Integrative vs. Functional vs. Alternative Medicine
These terms get confused constantly. Alternative medicine uses non-conventional therapies instead of standard medical care. If someone treats cancer with herbs alone and refuses chemotherapy, that’s alternative medicine. Integrative medicine would never ask you to abandon a proven treatment.
Functional medicine overlaps with integrative medicine but has a narrower focus. It zeroes in on identifying the root biochemical causes of disease, often through extensive lab testing. Integrative medicine casts a wider net, incorporating mind-body practices, lifestyle changes, and complementary therapies alongside conventional treatment. Many functional medicine practitioners are also integrative doctors, but the two aren’t identical.
The simplest way to think about it: integrative medicine is conventional medicine plus vetted complementary therapies, delivered with more time, more personalization, and a broader view of what affects your health.
Cost and Insurance Coverage
Coverage varies widely depending on your insurance plan and the specific therapy. Some plans cover acupuncture, chiropractic care, or massage therapy, but coverage is more often partial than full. Americans spend an estimated $30.2 billion per year out of pocket on complementary health approaches, with $14.7 billion of that going to visits with practitioners like acupuncturists, chiropractors, and massage therapists.
The physician consultation itself is more likely to be covered by insurance, since the doctor is a licensed MD or DO billing under a recognized specialty. But the complementary therapies they recommend may or may not be. Before booking, it’s worth asking your insurance provider whether the specific approach is covered for your condition, whether you need a referral or preauthorization, whether you must stay in-network, and what your out-of-pocket costs will be. Ask the practitioner’s office directly, too.

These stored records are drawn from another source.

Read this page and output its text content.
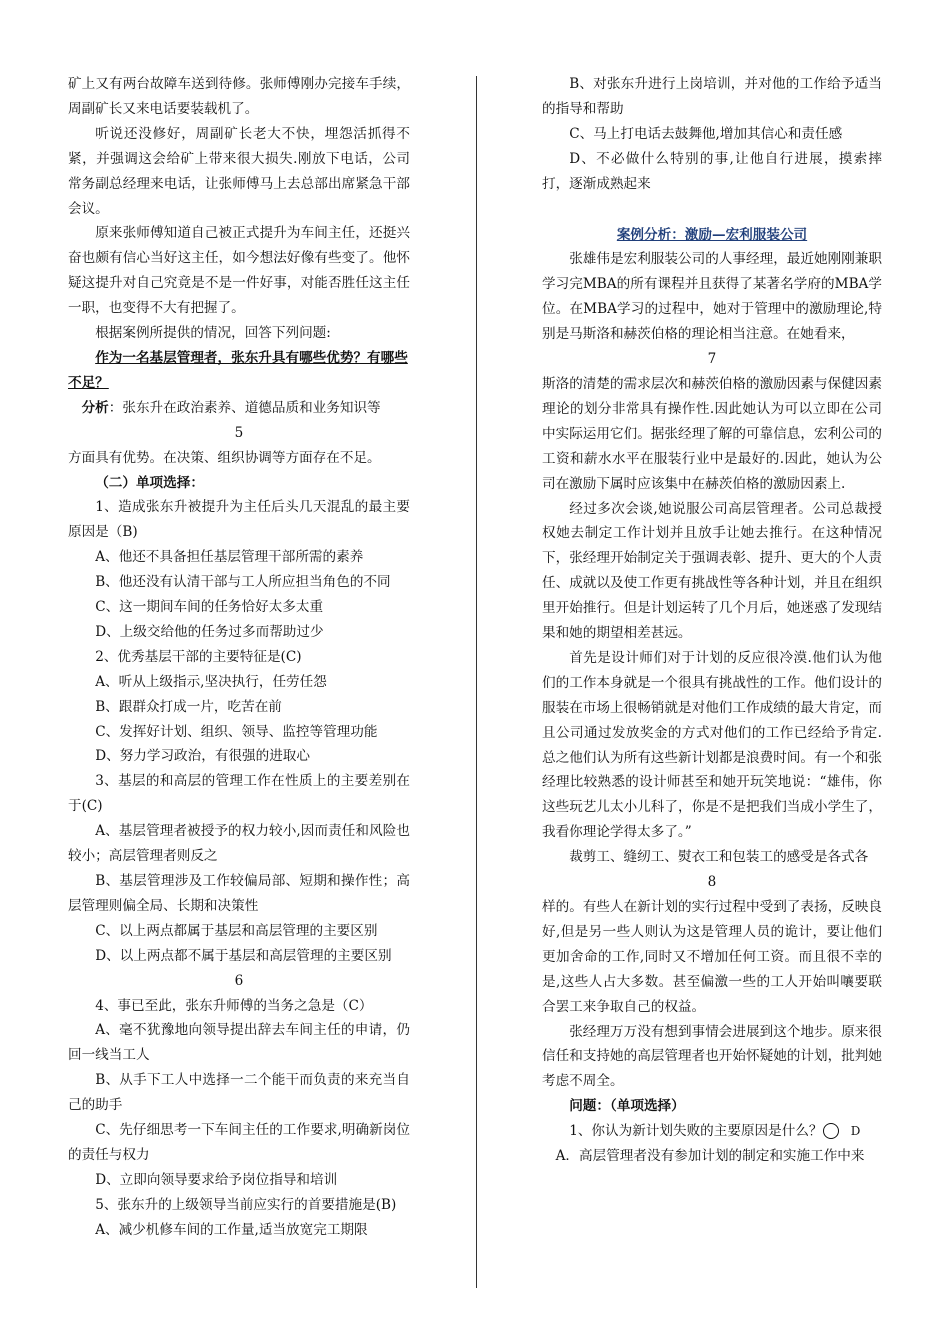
矿上又有两台故障车送到待修。张师傅刚办完接车手续，周副矿长又来电话要装载机了。

听说还没修好，周副矿长老大不快，埋怨活抓得不紧，并强调这会给矿上带来很大损失.刚放下电话，公司常务副总经理来电话，让张师傅马上去总部出席紧急干部会议。

原来张师傅知道自己被正式提升为车间主任，还挺兴奋也颇有信心当好这主任，如今想法好像有些变了。他怀疑这提升对自己究竟是不是一件好事，对能否胜任这主任一职，也变得不大有把握了。

根据案例所提供的情况，回答下列问题:

作为一名基层管理者，张东升具有哪些优势？有哪些不足？

分析：张东升在政治素养、道德品质和业务知识等

5

方面具有优势。在决策、组织协调等方面存在不足。

（二）单项选择：

1、造成张东升被提升为主任后头几天混乱的最主要原因是（B)

A、他还不具备担任基层管理干部所需的素养

B、他还没有认清干部与工人所应担当角色的不同

C、这一期间车间的任务恰好太多太重

D、上级交给他的任务过多而帮助过少

2、优秀基层干部的主要特征是(C)

A、听从上级指示,坚决执行，任劳任怨

B、跟群众打成一片，吃苦在前

C、发挥好计划、组织、领导、监控等管理功能

D、努力学习政治，有很强的进取心

3、基层的和高层的管理工作在性质上的主要差别在于(C)

A、基层管理者被授予的权力较小,因而责任和风险也较小；高层管理者则反之

B、基层管理涉及工作较偏局部、短期和操作性；高层管理则偏全局、长期和决策性

C、以上两点都属于基层和高层管理的主要区别

D、以上两点都不属于基层和高层管理的主要区别

6

4、事已至此，张东升师傅的当务之急是（C）

A、毫不犹豫地向领导提出辞去车间主任的申请，仍回一线当工人

B、从手下工人中选择一二个能干而负责的来充当自己的助手

C、先仔细思考一下车间主任的工作要求,明确新岗位的责任与权力

D、立即向领导要求给予岗位指导和培训

5、张东升的上级领导当前应实行的首要措施是(B)

A、减少机修车间的工作量,适当放宽完工期限

B、对张东升进行上岗培训，并对他的工作给予适当的指导和帮助

C、马上打电话去鼓舞他,增加其信心和责任感

D、不必做什么特别的事,让他自行进展，摸索摔打，逐渐成熟起来

案例分析：激励—宏利服装公司

张雄伟是宏利服装公司的人事经理，最近她刚刚兼职学习完MBA的所有课程并且获得了某著名学府的MBA学位。在MBA学习的过程中，她对于管理中的激励理论,特别是马斯洛和赫茨伯格的理论相当注意。在她看来，

7

斯洛的清楚的需求层次和赫茨伯格的激励因素与保健因素理论的划分非常具有操作性.因此她认为可以立即在公司中实际运用它们。据张经理了解的可靠信息，宏利公司的工资和薪水水平在服装行业中是最好的.因此，她认为公司在激励下属时应该集中在赫茨伯格的激励因素上.

经过多次会谈,她说服公司高层管理者。公司总裁授权她去制定工作计划并且放手让她去推行。在这种情况下，张经理开始制定关于强调表彰、提升、更大的个人责任、成就以及使工作更有挑战性等各种计划，并且在组织里开始推行。但是计划运转了几个月后，她迷惑了发现结果和她的期望相差甚远。

首先是设计师们对于计划的反应很冷漠.他们认为他们的工作本身就是一个很具有挑战性的工作。他们设计的服装在市场上很畅销就是对他们工作成绩的最大肯定，而且公司通过发放奖金的方式对他们的工作已经给予肯定.总之他们认为所有这些新计划都是浪费时间。有一个和张经理比较熟悉的设计师甚至和她开玩笑地说：“雄伟，你这些玩艺儿太小儿科了，你是不是把我们当成小学生了，我看你理论学得太多了。”

裁剪工、缝纫工、熨衣工和包装工的感受是各式各

8

样的。有些人在新计划的实行过程中受到了表扬，反映良好,但是另一些人则认为这是管理人员的诡计，要让他们更加舍命的工作,同时又不增加任何工资。而且很不幸的是,这些人占大多数。甚至偏激一些的工人开始叫嚷要联合罢工来争取自己的权益。

张经理万万没有想到事情会进展到这个地步。原来很信任和支持她的高层管理者也开始怀疑她的计划，批判她考虑不周全。

问题：（单项选择）

1、你认为新计划失败的主要原因是什么？ D

A．高层管理者没有参加计划的制定和实施工作中来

Many have experience navigating insurance for their patients and can tell you what coverage typically looks like for your plan.
Where Integrative Medicine Is Practiced
Integrative medicine has moved well into the mainstream. Major academic medical centers, including the Mayo Clinic, UCSF, Duke, and Cleveland Clinic, have established formal integrative medicine departments. The Mayo Clinic is a member of the Academic Consortium for Integrative Medicine and Health, a network of more than 70 academic health centers with integrative medicine programs. Cancer treatment centers frequently offer integrative services like acupuncture and meditation alongside conventional oncology care.
Outside of hospital systems, many integrative doctors run private practices. Some focus on specific conditions like chronic pain, autoimmune disease, or digestive disorders, while others function as integrative primary care physicians handling a broad range of health concerns. If you’re looking for one, checking for ABOIM board certification is the most reliable way to verify that a doctor has the training and credentials the title implies.